Abelera eyed her. "I've called a press conference for one o'clock today. That's enough time to get it out onto the evening news. I've got Public Information blowing up two department photographs of Wildcraft, to be put on easels beside the podium. I've got stills from the CNB video to show. I've got Dr. John Stebbins coming in to explain Wildcraft's precarious medical condition. And you will conduct the conference, telling our community that we need the deputy's whereabouts reported immediately. You have his trust."

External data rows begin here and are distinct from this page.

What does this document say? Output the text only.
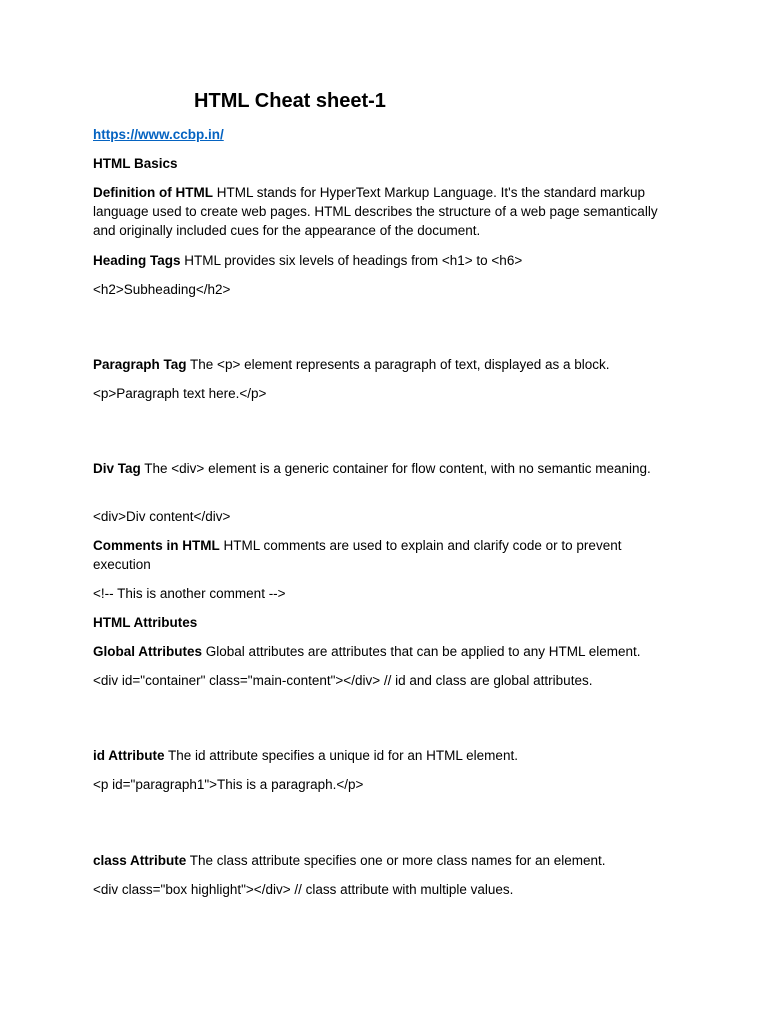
HTML Cheat sheet-1

https://www.ccbp.in/

HTML Basics

Definition of HTML HTML stands for HyperText Markup Language. It's the standard markup language used to create web pages. HTML describes the structure of a web page semantically and originally included cues for the appearance of the document.

Heading Tags HTML provides six levels of headings from <h1> to <h6>

<h2>Subheading</h2>

Paragraph Tag The <p> element represents a paragraph of text, displayed as a block.

<p>Paragraph text here.</p>

Div Tag The <div> element is a generic container for flow content, with no semantic meaning.

<div>Div content</div>

Comments in HTML HTML comments are used to explain and clarify code or to prevent execution

<!-- This is another comment -->

HTML Attributes

Global Attributes Global attributes are attributes that can be applied to any HTML element.

<div id="container" class="main-content"></div> // id and class are global attributes.

id Attribute The id attribute specifies a unique id for an HTML element.

<p id="paragraph1">This is a paragraph.</p>

class Attribute The class attribute specifies one or more class names for an element.

<div class="box highlight"></div> // class attribute with multiple values.
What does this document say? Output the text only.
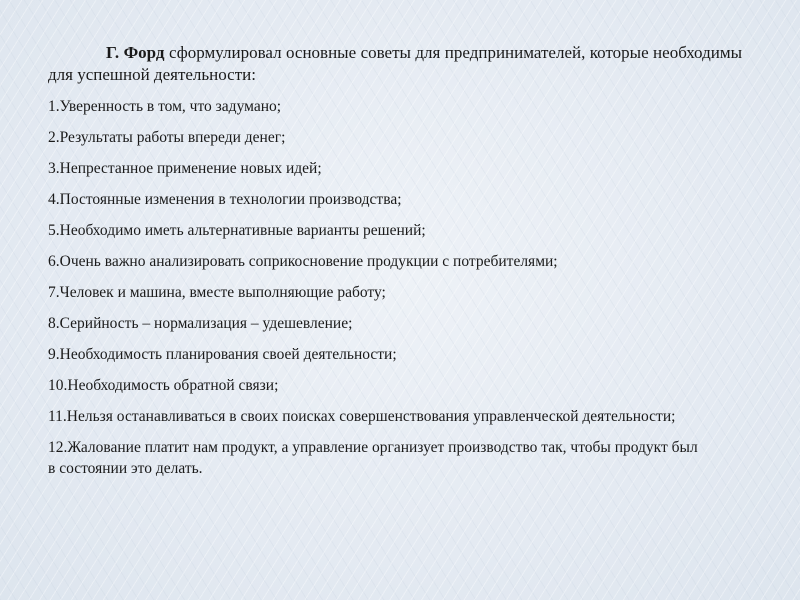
Г. Форд сформулировал основные советы для предпринимателей, которые необходимы для успешной деятельности:

1.Уверенность в том, что задумано;
2.Результаты работы впереди денег;
3.Непрестанное применение новых идей;
4.Постоянные изменения в технологии производства;
5.Необходимо иметь альтернативные варианты решений;
6.Очень важно анализировать соприкосновение продукции с потребителями;
7.Человек и машина, вместе выполняющие работу;
8.Серийность – нормализация – удешевление;
9.Необходимость планирования своей деятельности;
10.Необходимость обратной связи;
11.Нельзя останавливаться в своих поисках совершенствования управленческой деятельности;
12.Жалование платит нам продукт, а управление организует производство так, чтобы продукт был в состоянии это делать.
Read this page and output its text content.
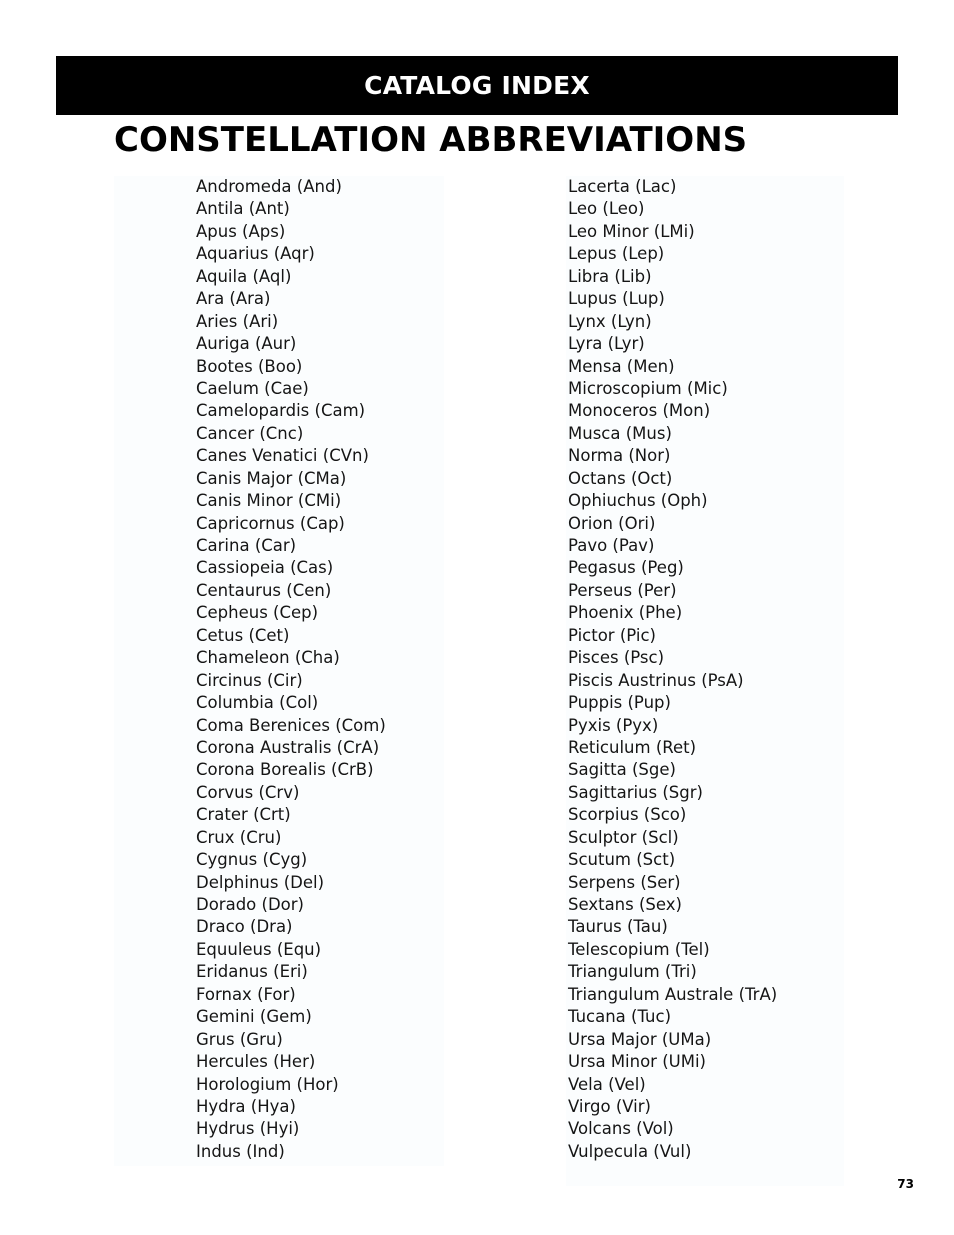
CATALOG INDEX
CONSTELLATION ABBREVIATIONS
Andromeda (And)
Antila (Ant)
Apus (Aps)
Aquarius (Aqr)
Aquila (Aql)
Ara (Ara)
Aries (Ari)
Auriga (Aur)
Bootes (Boo)
Caelum (Cae)
Camelopardis (Cam)
Cancer (Cnc)
Canes Venatici (CVn)
Canis Major (CMa)
Canis Minor (CMi)
Capricornus (Cap)
Carina (Car)
Cassiopeia (Cas)
Centaurus (Cen)
Cepheus (Cep)
Cetus (Cet)
Chameleon (Cha)
Circinus (Cir)
Columbia (Col)
Coma Berenices (Com)
Corona Australis (CrA)
Corona Borealis (CrB)
Corvus (Crv)
Crater (Crt)
Crux (Cru)
Cygnus (Cyg)
Delphinus (Del)
Dorado (Dor)
Draco (Dra)
Equuleus (Equ)
Eridanus (Eri)
Fornax (For)
Gemini (Gem)
Grus (Gru)
Hercules (Her)
Horologium (Hor)
Hydra (Hya)
Hydrus (Hyi)
Indus (Ind)
Lacerta (Lac)
Leo (Leo)
Leo Minor (LMi)
Lepus (Lep)
Libra (Lib)
Lupus (Lup)
Lynx (Lyn)
Lyra (Lyr)
Mensa (Men)
Microscopium (Mic)
Monoceros (Mon)
Musca (Mus)
Norma (Nor)
Octans (Oct)
Ophiuchus (Oph)
Orion (Ori)
Pavo (Pav)
Pegasus (Peg)
Perseus (Per)
Phoenix (Phe)
Pictor (Pic)
Pisces (Psc)
Piscis Austrinus (PsA)
Puppis (Pup)
Pyxis (Pyx)
Reticulum (Ret)
Sagitta (Sge)
Sagittarius (Sgr)
Scorpius (Sco)
Sculptor (Scl)
Scutum (Sct)
Serpens (Ser)
Sextans (Sex)
Taurus (Tau)
Telescopium (Tel)
Triangulum (Tri)
Triangulum Australe (TrA)
Tucana (Tuc)
Ursa Major (UMa)
Ursa Minor (UMi)
Vela (Vel)
Virgo (Vir)
Volcans (Vol)
Vulpecula (Vul)
73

"I think so, at least some of it."
"Then I want you to use it to get him in here."
"Yes, sir."
"You will indicate that we have no plans to charge Wildcraft with the murder of his wife. You may indicate that we do wish to question him in this matter. You will deny that the district attorney plans to charge him with threatening Mr. Brice but you will express deep concern about Mr. Wildcraft's apparently suicidal statement. You will be telling Mr. Wildcraft-because that's who this damned circus is really for-that we are concerned first and foremost for his well-being. You will order him to please report to the nearest law enforcement or medical facility as soon as possible. And when we get him, Sergeant Rayborn, I'll be turning this case over to Wheeler and Teague. Am I not clear on any of this?"
"I think you're making a mistake, sir."
"That's not what I asked you."
"No, sir, you're very clear on what you want."
"Sergeant, I don't care about your personal feelings regarding this deputy. He's a suspect, whether you choose to believe it or not. His prints are on his gun. His gun was used to kill his wife. He fired that gun. He left the hospital without our authorization and then he ran and hid. Those are facts."
"Yes, sir, they are. But, sir, please let me continue as lead investigator. I've made mistakes but I'll correct them. I'll close it. This isn't a matter of feelings. Forget my feelings. I don't like them any more than you do. But I have to be successful on this case. It's absolutely necessary. If you pull me, you may as well write me out of Homicide Detail. That would be two disasters in a row, sir. Don't do that to me."